Prognostic Nomogram for Hepatocellular Carcinoma Patients with High Systemic Immune-Inflammation Index: Validation in Surgical and Immunotherapy Cohorts and Exploration of Immune Microenvironment Mechanisms.

[BACKGROUND] The systemic immune-inflammation index (SII) has emerged as a robust prognostic indicator in hepatocellular carcinoma (HCC). However, precise risk stratification for HCC patients with high preoperative inflammatory burden-a group typically associated with poor prognosis-remains a clinical challenge. This study aimed to develop and validate a multi-center radiomics-clinicopathologic nomogram to optimize individualized survival prediction for this specific subpopulation.

[METHODS] We conducted a multi-center retrospective study involving HCC patients with high preoperative SII from two medical centers. Patients were stratified into a training cohort, an external validation cohort, and an independent immunotherapy cohort to evaluate model generalizability. Radiomics features were extracted from preoperative imaging. A prognostic nomogram was constructed using multivariable Cox regression analysis, integrating the radiomics score (Rad-score), clinical factors (e.g. tumor diameter, AFP), and pathologic features. The model's performance was rigorously assessed via C-index, calibration curves, and Decision Curve Analysis (DCA). Furthermore, bulk transcriptomic analysis of our own patient samples was performed to elucidate the underlying immune microenvironment mechanisms associated with high SII.

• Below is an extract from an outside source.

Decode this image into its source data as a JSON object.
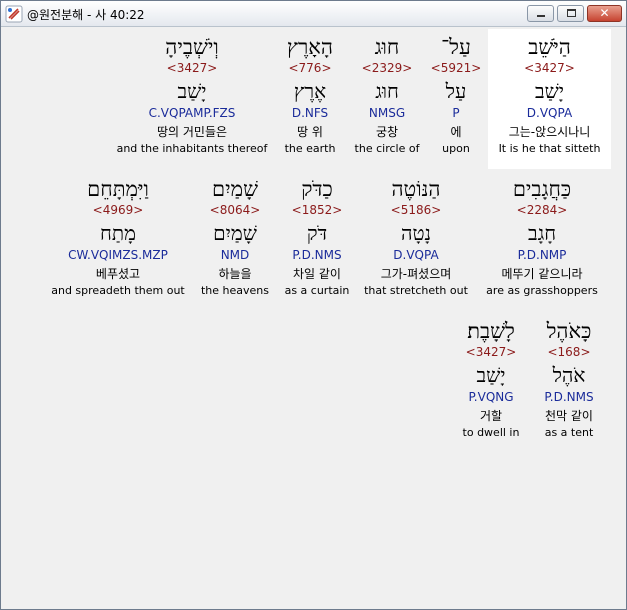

[RESULTS] The integrative nomogram demonstrated superior predictive accuracy compared to traditional staging systems. In the training cohort, the C-index was 0.796, which remained robust in the external surgical validation cohort (0.775). DCA confirmed that the nomogram provided significant clinical net benefit across different therapeutic settings. Transcriptomic analysis revealed that high-risk patients were characterized by an immunosuppressive microenvironment, marked by the enrichment of pathways related to cytokine-cytokine receptor interaction and significant infiltration of regulatory T cells (Tregs).

[CONCLUSION] We developed and validated a robust radiomics-clinicopathologic nomogram specifically for HCC patients with high inflammatory burden. This multi-center tool provides accurate risk stratification across both surgical and immunotherapy settings, potentially facilitating more personalized clinical decision-making.